Kelly, from Skidegate, Haida Gwaii, is an adjunct research professor in journalism at Carleton and a member of the university’s Centre for Indigenous Research, Culture, Language and Ethics (CIRCLE) as well as Carleton’s Indigenous Education Council.
CIRCLE aims to bring Indigenous and non-Indigenous communities at Carleton together, it says, to “foster ethical, balanced, and respectful relationships between researchers and communities.”
Sharing music
Through his work at Carleton, Kelly has helped launch a number of initiatives, including Native Drums, a website for Indigenous musicians to share their music with a wider audience. This aspect of Indigenous culture is crucial to creating a greater understanding and appreciation among non-Indigenous people, Kelly said.
“Without (music), culture’s severely restricted,” Kelly said. “It’s part of who we are, music is something that we can’t get along without.”

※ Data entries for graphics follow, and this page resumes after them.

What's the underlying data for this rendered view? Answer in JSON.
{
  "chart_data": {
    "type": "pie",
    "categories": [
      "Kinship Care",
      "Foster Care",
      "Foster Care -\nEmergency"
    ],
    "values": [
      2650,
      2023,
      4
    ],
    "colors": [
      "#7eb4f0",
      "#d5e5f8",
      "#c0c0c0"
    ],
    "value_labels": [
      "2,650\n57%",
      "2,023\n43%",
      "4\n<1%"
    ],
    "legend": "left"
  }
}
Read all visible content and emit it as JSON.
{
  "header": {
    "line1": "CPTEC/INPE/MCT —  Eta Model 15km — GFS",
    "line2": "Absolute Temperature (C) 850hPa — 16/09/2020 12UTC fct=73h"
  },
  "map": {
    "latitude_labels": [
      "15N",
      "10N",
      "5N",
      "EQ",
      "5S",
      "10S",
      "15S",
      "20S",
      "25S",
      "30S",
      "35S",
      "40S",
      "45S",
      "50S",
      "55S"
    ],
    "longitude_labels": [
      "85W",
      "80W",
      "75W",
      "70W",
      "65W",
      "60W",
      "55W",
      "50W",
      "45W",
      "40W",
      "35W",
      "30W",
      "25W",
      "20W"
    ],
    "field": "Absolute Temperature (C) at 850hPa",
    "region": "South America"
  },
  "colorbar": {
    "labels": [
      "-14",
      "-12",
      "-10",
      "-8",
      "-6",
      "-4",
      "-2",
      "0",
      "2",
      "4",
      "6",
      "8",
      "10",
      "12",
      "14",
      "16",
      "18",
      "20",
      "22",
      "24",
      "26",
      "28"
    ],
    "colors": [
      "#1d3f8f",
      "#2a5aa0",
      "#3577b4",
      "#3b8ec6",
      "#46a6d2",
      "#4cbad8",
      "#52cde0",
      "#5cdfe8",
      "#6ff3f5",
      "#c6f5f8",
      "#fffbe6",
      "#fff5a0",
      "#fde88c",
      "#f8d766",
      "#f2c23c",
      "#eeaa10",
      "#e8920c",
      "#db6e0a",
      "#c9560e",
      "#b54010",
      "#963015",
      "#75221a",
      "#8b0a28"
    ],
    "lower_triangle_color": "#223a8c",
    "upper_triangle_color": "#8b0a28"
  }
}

Shelby Lisk, a multidisciplinary artist and reporter for TVO’s Indigenous hub at Carleton, says misconceptions around Indigenous music often lead to Indigenous musicians feeling as if they are “living between worlds.”
“If they make themselves appealing to a white or settler audience, then Indigenous communities may be hurt by them ‘selling out,’ appropriating or not being true to who they are,” she said, “But if they embrace their culture and traditions to make work that is more in line with the art and storytelling from their cultures, often media represents it as juvenile, less sophisticated, or boring.”
The wider spread of Indigenous music is just one step towards connecting Indigenous and non-Indigenous communities though, and Kelly is adamant that CIRCLE is far from finished.
The centre has been “more or less inactive” this academic year because COVID-19 has placed restraints on the group’s ability to make direct community connections. But Kelly says it plans to resume its activities, though he’s not sure when that will be.
“We need more work at Carleton University on bringing together Indigenous people and non-Indigenous people in a respectful manner,” he said. “Music and stories, songs, are means of sharing … There’s nothing quite as good as that.”